According to Epic, the following organizations have pledged to adopt TEFCA standards:

  • Alameda Health System
  • Baptist Health (KY)
  • Cedars-Sinai
  • Contra Costa Health
  • Guthrie
  • Hawaii Pacific Health
  • Houston Methodist
  • Johns Hopkins Medicine
  • KeyCare
  • Legacy Health
  • Mayo Clinic
  • MetroHealth
  • Michigan Medicine
  • Mount Sinai Health System
  • NYU Langone Health
  • OCHIN
  • Pediatric Physicians’ Organization at Children’s (PPOC)
  • Rush University Medical Center
  • Stanford Health Care
  • UC Davis Health
  • Weill Cornell Medicine
  • Yale New Haven Health

"We have long supported regional partnerships to promote data sharing for treatment and our North California partners have been trailblazers in national interoperability as early participants in the Carequality Framework,” Matthew Eisenberg, associate CMIO at Stanford Health Care, said in the Epic press release. “We are excited about the vision of a simpler if not single on-ramp to secure, national health information exchange that will benefit all of our patients and providers.”

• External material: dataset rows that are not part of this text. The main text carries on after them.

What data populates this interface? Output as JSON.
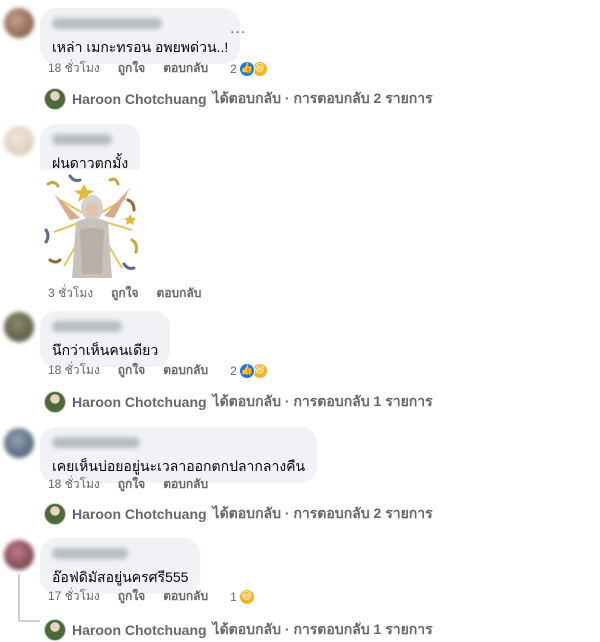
{
  "comments": [
    {
      "text": "เหล่า เมกะทรอน อพยพด่วน..!",
      "time": "18 ชั่วโมง",
      "like_label": "ถูกใจ",
      "reply_label": "ตอบกลับ",
      "reaction_count": "2",
      "reactions": [
        "like-icon",
        "haha-icon"
      ],
      "more_label": "...",
      "replies": {
        "author": "Haroon Chotchuang",
        "summary": "ได้ตอบกลับ · การตอบกลับ 2 รายการ"
      }
    },
    {
      "text": "ฝนดาวตกมั้ง",
      "time": "3 ชั่วโมง",
      "like_label": "ถูกใจ",
      "reply_label": "ตอบกลับ",
      "sticker": "celebration-sticker"
    },
    {
      "text": "นึกว่าเห็นคนเดียว",
      "time": "18 ชั่วโมง",
      "like_label": "ถูกใจ",
      "reply_label": "ตอบกลับ",
      "reaction_count": "2",
      "reactions": [
        "like-icon",
        "haha-icon"
      ],
      "replies": {
        "author": "Haroon Chotchuang",
        "summary": "ได้ตอบกลับ · การตอบกลับ 1 รายการ"
      }
    },
    {
      "text": "เคยเห็นบ่อยอยู่นะเวลาออกตกปลากลางคืน",
      "time": "18 ชั่วโมง",
      "like_label": "ถูกใจ",
      "reply_label": "ตอบกลับ",
      "replies": {
        "author": "Haroon Chotchuang",
        "summary": "ได้ตอบกลับ · การตอบกลับ 2 รายการ"
      }
    },
    {
      "text": "อ๊อฟดิมัสอยู่นครศรี555",
      "time": "17 ชั่วโมง",
      "like_label": "ถูกใจ",
      "reply_label": "ตอบกลับ",
      "reaction_count": "1",
      "reactions": [
        "haha-icon"
      ],
      "replies": {
        "author": "Haroon Chotchuang",
        "summary": "ได้ตอบกลับ · การตอบกลับ 1 รายการ"
      }
    }
  ],
  "colors": {
    "bubble_bg": "#f0f2f5",
    "meta_text": "#65676b",
    "like_blue": "#1877f2",
    "haha_yellow": "#f7b125"
  }
}
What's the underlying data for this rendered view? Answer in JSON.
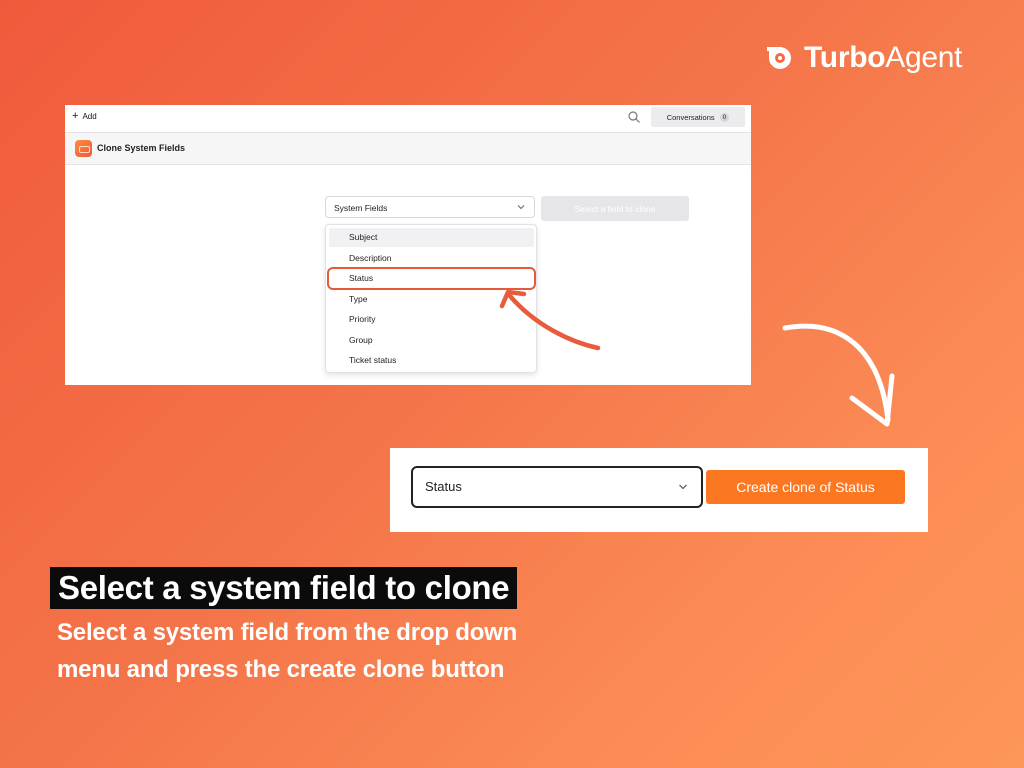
{
  "brand": {
    "name_bold": "Turbo",
    "name_regular": "Agent",
    "logo_icon": "turbo-logo-icon"
  },
  "panel1": {
    "topbar": {
      "add_label": "Add",
      "conversations_label": "Conversations",
      "conversations_count": "0"
    },
    "header": {
      "title": "Clone System Fields",
      "icon": "app-icon"
    },
    "select": {
      "value": "System Fields"
    },
    "clone_button": {
      "label": "Select a field to clone"
    },
    "menu": {
      "items": [
        {
          "label": "Subject"
        },
        {
          "label": "Description"
        },
        {
          "label": "Status"
        },
        {
          "label": "Type"
        },
        {
          "label": "Priority"
        },
        {
          "label": "Group"
        },
        {
          "label": "Ticket status"
        }
      ],
      "highlighted": "Subject",
      "selected": "Status"
    }
  },
  "panel2": {
    "select": {
      "value": "Status"
    },
    "create_button": {
      "label": "Create clone of Status"
    }
  },
  "caption": {
    "title": "Select a system field to clone",
    "description": "Select a system field from the drop down menu and press the create clone button"
  },
  "colors": {
    "accent": "#fb7722",
    "highlight_outline": "#e65a3a",
    "caption_bg": "#0b0b0b"
  }
}
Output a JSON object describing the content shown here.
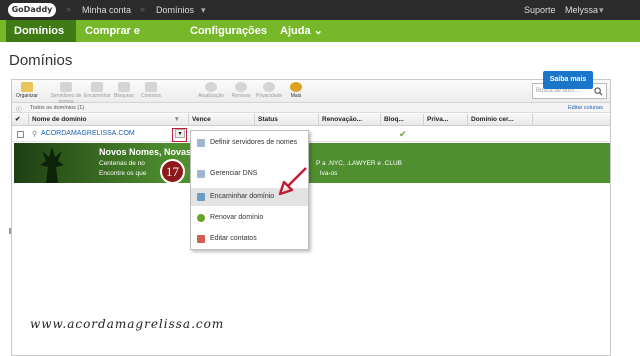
{
  "topbar": {
    "logo": "GoDaddy",
    "crumbs": [
      "Minha conta",
      "Domínios"
    ],
    "support": "Suporte",
    "user": "Melyssa"
  },
  "nav": {
    "items": [
      {
        "label": "Domínios",
        "active": true
      },
      {
        "label": "Comprar e Vender"
      },
      {
        "label": "Configurações"
      },
      {
        "label": "Ajuda"
      }
    ]
  },
  "page": {
    "title": "Domínios"
  },
  "toolbar": {
    "organize": "Organizar",
    "nameservers": "Servidores de nomes",
    "forward": "Encaminhar",
    "lock": "Bloquear",
    "contacts": "Contatos",
    "update": "Atualização",
    "renew": "Renovar",
    "privacy": "Privacidade",
    "more": "Mais",
    "search_placeholder": "Busca de dom..."
  },
  "subbar": {
    "all_domains": "Todos os domínios (1)",
    "edit_columns": "Editar colunas"
  },
  "columns": [
    "Nome de domínio",
    "Vence",
    "Status",
    "Renovação...",
    "Bloq...",
    "Priva...",
    "Domínio cer..."
  ],
  "rows": [
    {
      "domain": "ACORDAMAGRELISSA.COM",
      "locked": true
    }
  ],
  "banner": {
    "headline": "Novos Nomes, Novas O",
    "line1": "Centenas de no",
    "line1_tail": "P a .NYC, .LAWYER e .CLUB",
    "line2": "Encontre os que",
    "line2_tail": "lva-os",
    "cta": "Saiba mais"
  },
  "menu": {
    "items": [
      {
        "label": "Definir servidores de nomes"
      },
      {
        "label": "Gerenciar DNS"
      },
      {
        "label": "Encaminhar domínio",
        "highlight": true
      },
      {
        "label": "Renovar domínio"
      },
      {
        "label": "Editar contatos"
      }
    ]
  },
  "annotation": {
    "step": "17"
  },
  "watermark": "www.acordamagrelissa.com",
  "colors": {
    "accent_green": "#76b82a",
    "nav_active": "#3f7a14",
    "cta_blue": "#1b76c9",
    "annotation_red": "#c31d3a"
  }
}
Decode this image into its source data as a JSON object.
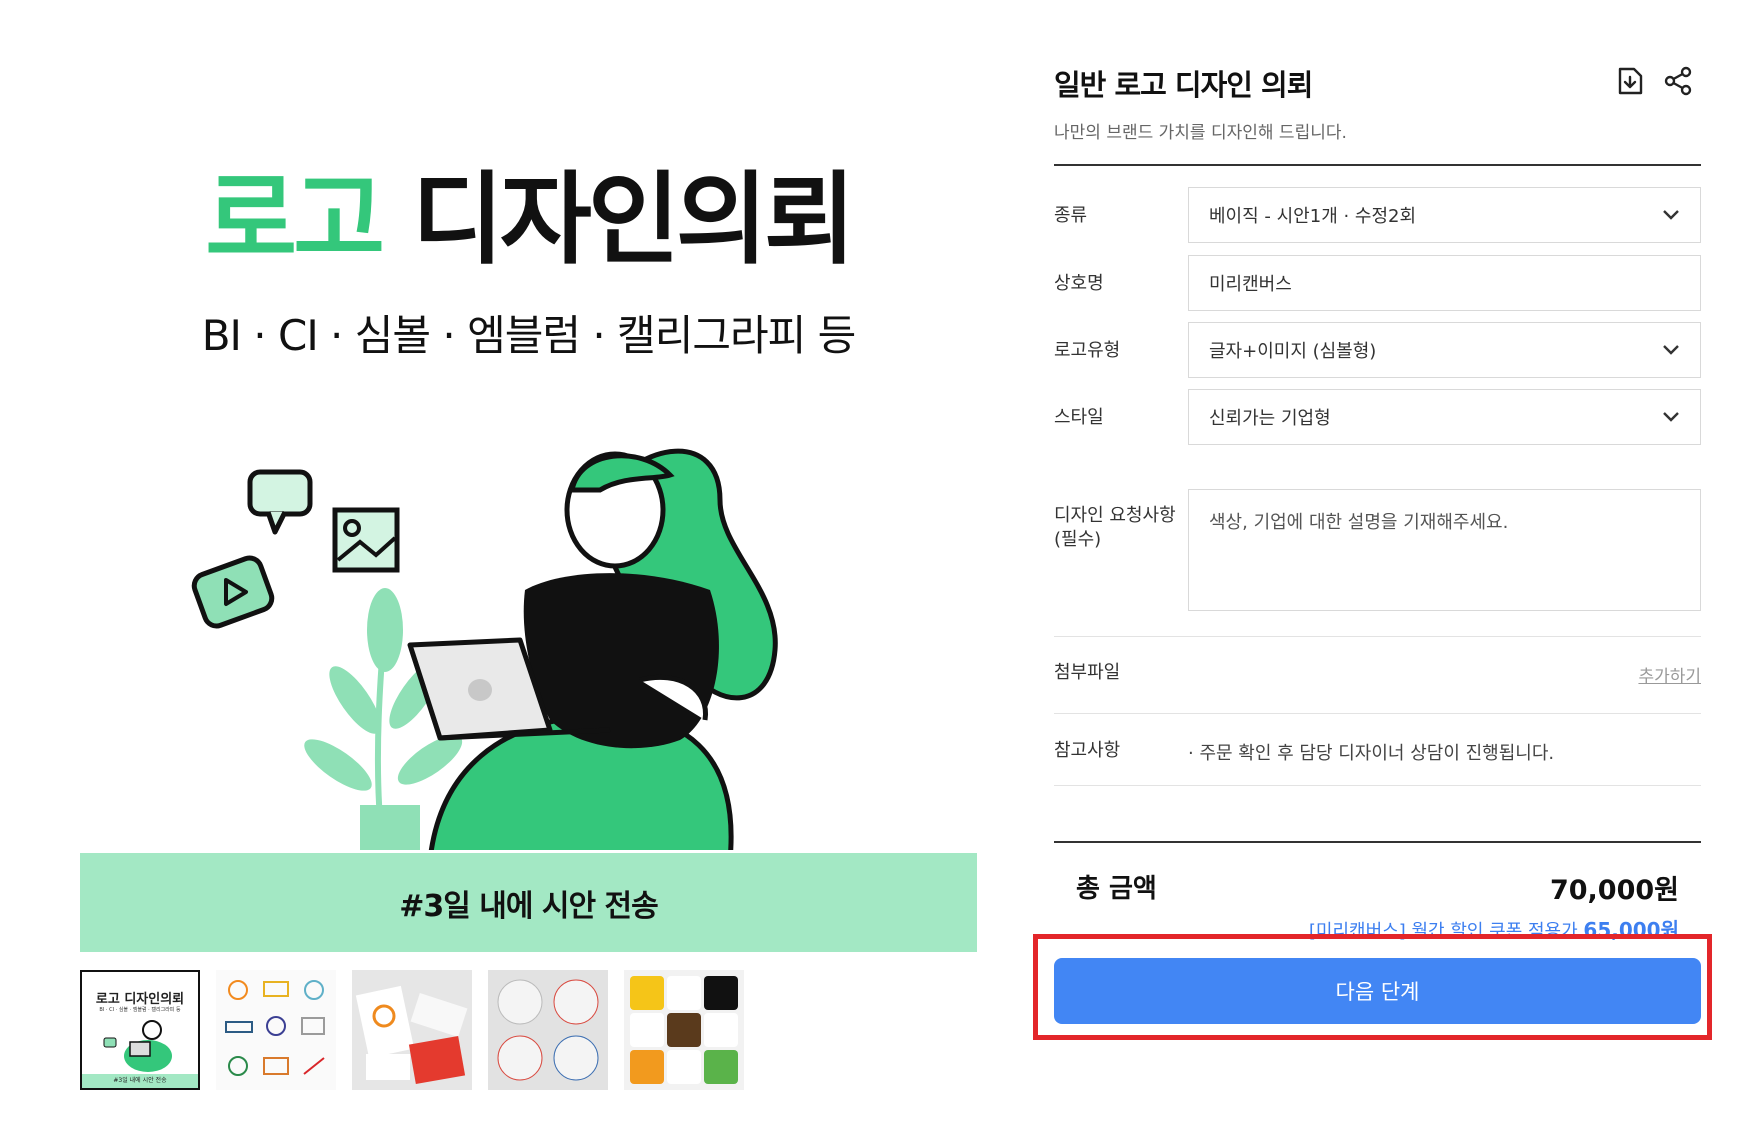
{
  "hero": {
    "title_green": "로고",
    "title_black": "디자인의뢰",
    "subtitle": "BI · CI · 심볼 · 엠블럼 · 캘리그라피 등",
    "band_text": "#3일 내에 시안 전송"
  },
  "thumbnail_mini": {
    "title": "로고 디자인의뢰",
    "subtitle": "BI · CI · 심볼 · 엠블럼 · 캘리그라피 등",
    "band": "#3일 내에 시안 전송"
  },
  "product": {
    "title": "일반 로고 디자인 의뢰",
    "description": "나만의 브랜드 가치를 디자인해 드립니다."
  },
  "form": {
    "type_label": "종류",
    "type_value": "베이직 - 시안1개 · 수정2회",
    "company_label": "상호명",
    "company_value": "미리캔버스",
    "logo_type_label": "로고유형",
    "logo_type_value": "글자+이미지 (심볼형)",
    "style_label": "스타일",
    "style_value": "신뢰가는 기업형",
    "request_label": "디자인 요청사항\n(필수)",
    "request_placeholder": "색상, 기업에 대한 설명을 기재해주세요.",
    "attach_label": "첨부파일",
    "attach_link": "추가하기",
    "note_label": "참고사항",
    "note_text": "· 주문 확인 후 담당 디자이너 상담이 진행됩니다."
  },
  "total": {
    "label": "총 금액",
    "value": "70,000원",
    "coupon_text": "[미리캔버스] 월간 할인 쿠폰 적용가",
    "coupon_price": "65,000원"
  },
  "actions": {
    "next_button": "다음 단계"
  },
  "colors": {
    "accent_green": "#34c77b",
    "light_green": "#a3e8c4",
    "primary_blue": "#4286f4",
    "highlight_red": "#e3262a"
  },
  "icons": [
    "download-icon",
    "share-icon",
    "chevron-down-icon"
  ]
}
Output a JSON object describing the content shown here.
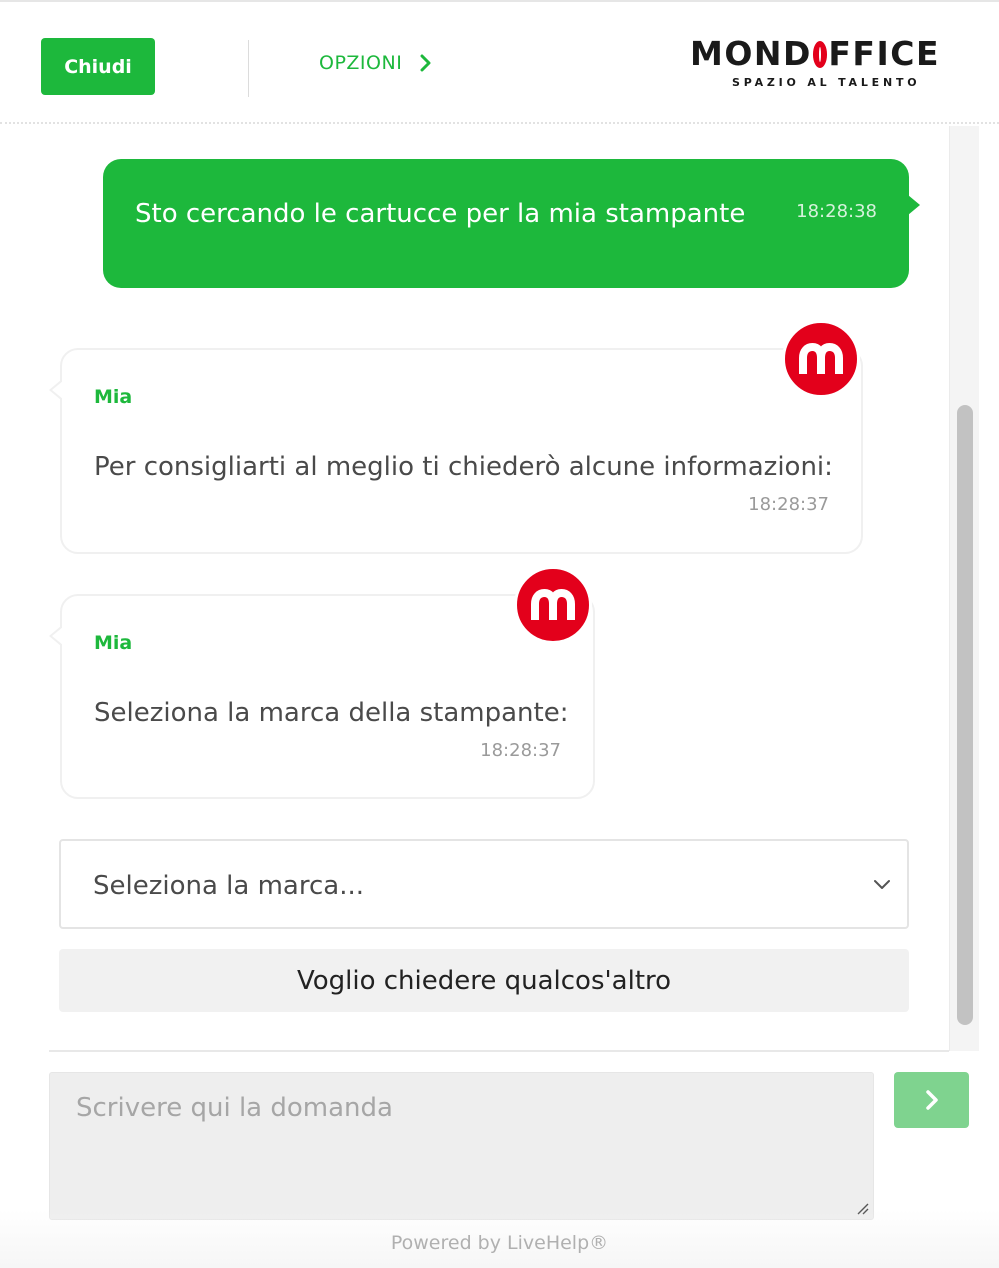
{
  "header": {
    "close_label": "Chiudi",
    "options_label": "OPZIONI",
    "logo": {
      "wordmark": "MONDOFFICE",
      "wordmark_before_o": "MOND",
      "wordmark_after_o": "FFICE",
      "tagline": "SPAZIO AL TALENTO"
    }
  },
  "messages": [
    {
      "from": "user",
      "text": "Sto cercando le cartucce per la mia stampante",
      "time": "18:28:38"
    },
    {
      "from": "bot",
      "sender": "Mia",
      "avatar_letter": "m",
      "text": "Per consigliarti al meglio ti chiederò alcune informazioni:",
      "time": "18:28:37"
    },
    {
      "from": "bot",
      "sender": "Mia",
      "avatar_letter": "m",
      "text": "Seleziona la marca della stampante:",
      "time": "18:28:37"
    }
  ],
  "brand_select": {
    "selected": "Seleziona la marca..."
  },
  "ask_other_label": "Voglio chiedere qualcos'altro",
  "input": {
    "placeholder": "Scrivere qui la domanda"
  },
  "footer": {
    "powered_by": "Powered by LiveHelp®"
  },
  "colors": {
    "accent_green": "#1db83c",
    "send_button_disabled": "#7fd38f",
    "brand_red": "#e3001b"
  },
  "icons": {
    "options": "chevron-right-icon",
    "select": "chevron-down-icon",
    "send": "chevron-right-icon",
    "avatar": "mondoffice-m-logo"
  }
}
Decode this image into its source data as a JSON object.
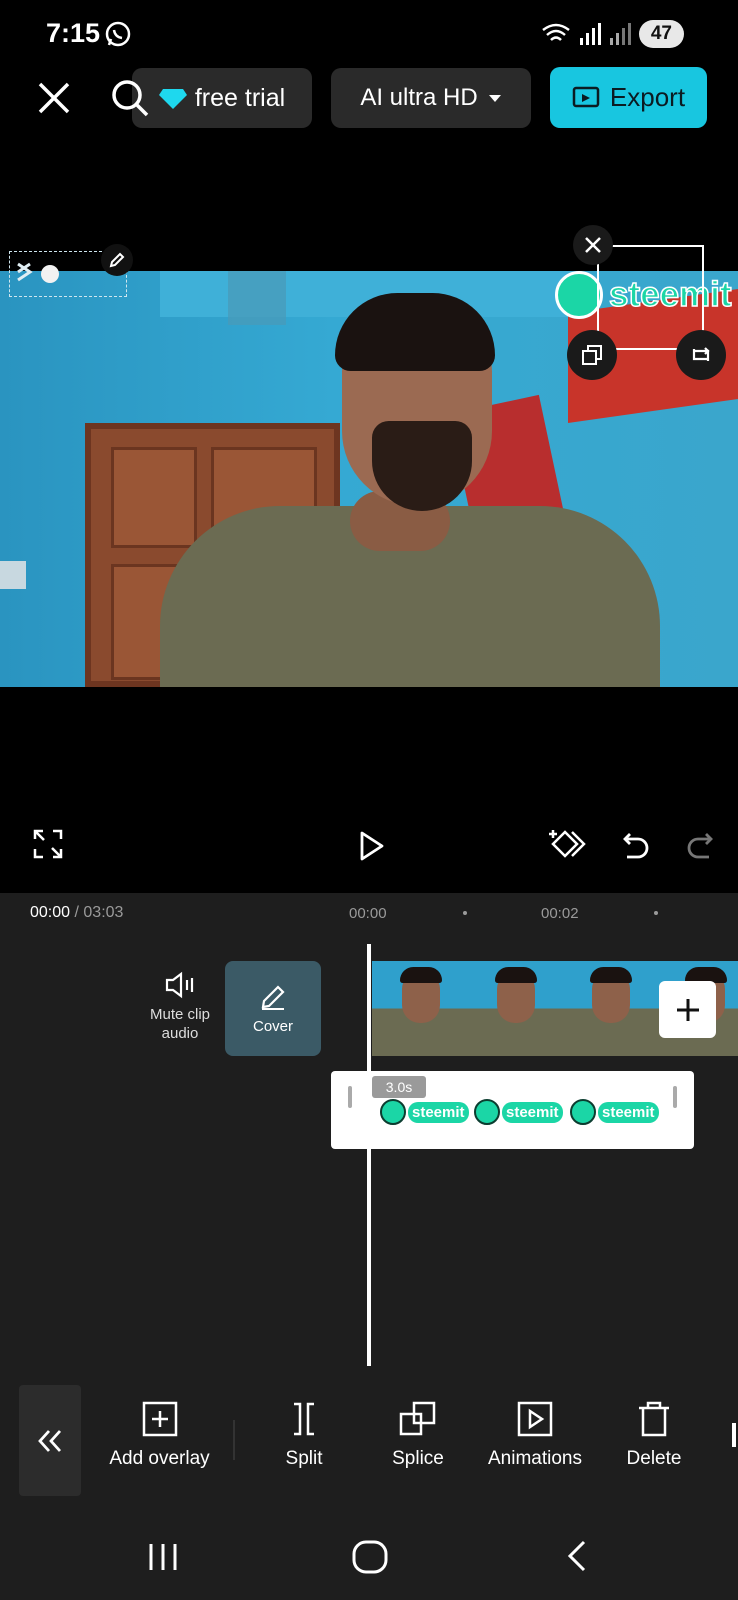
{
  "status_bar": {
    "time": "7:15",
    "battery": "47"
  },
  "top_bar": {
    "trial_label": "free trial",
    "quality_label": "AI ultra HD",
    "export_label": "Export"
  },
  "overlay_sticker": {
    "text": "steemit"
  },
  "timeline": {
    "current_time": "00:00",
    "total_time": "/ 03:03",
    "ticks": [
      "00:00",
      "00:02"
    ],
    "mute_label": "Mute clip audio",
    "cover_label": "Cover",
    "overlay_duration": "3.0s",
    "overlay_logo_text": "steemit"
  },
  "toolbar": {
    "items": [
      {
        "label": "Add overlay",
        "icon": "add-overlay-icon"
      },
      {
        "label": "Split",
        "icon": "split-icon"
      },
      {
        "label": "Splice",
        "icon": "splice-icon"
      },
      {
        "label": "Animations",
        "icon": "animations-icon"
      },
      {
        "label": "Delete",
        "icon": "delete-icon"
      }
    ]
  },
  "colors": {
    "accent": "#18c6e0",
    "sticker": "#1bd6a6",
    "panel": "#1e1e1e"
  }
}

Eric Wicklund is the Innovation and Technology Editor for HealthLeaders.


KEY TAKEAWAYS

Epic has announced that 22 health systems, all of which use the Epic EHR platform, have pledged to adopt TEFCA standards.

The Trusted Exchange Framework and the Common Agreement (TEFCA) outlines a common set of principles, terms, and conditions to support the development of health information exchange among different healthcare organizations.

TEFCA was created through the 21st Century Cures Act and HITECH Act, which both called for a clear infrastructure model and governing approach for the creation of a nationwide health information exchange.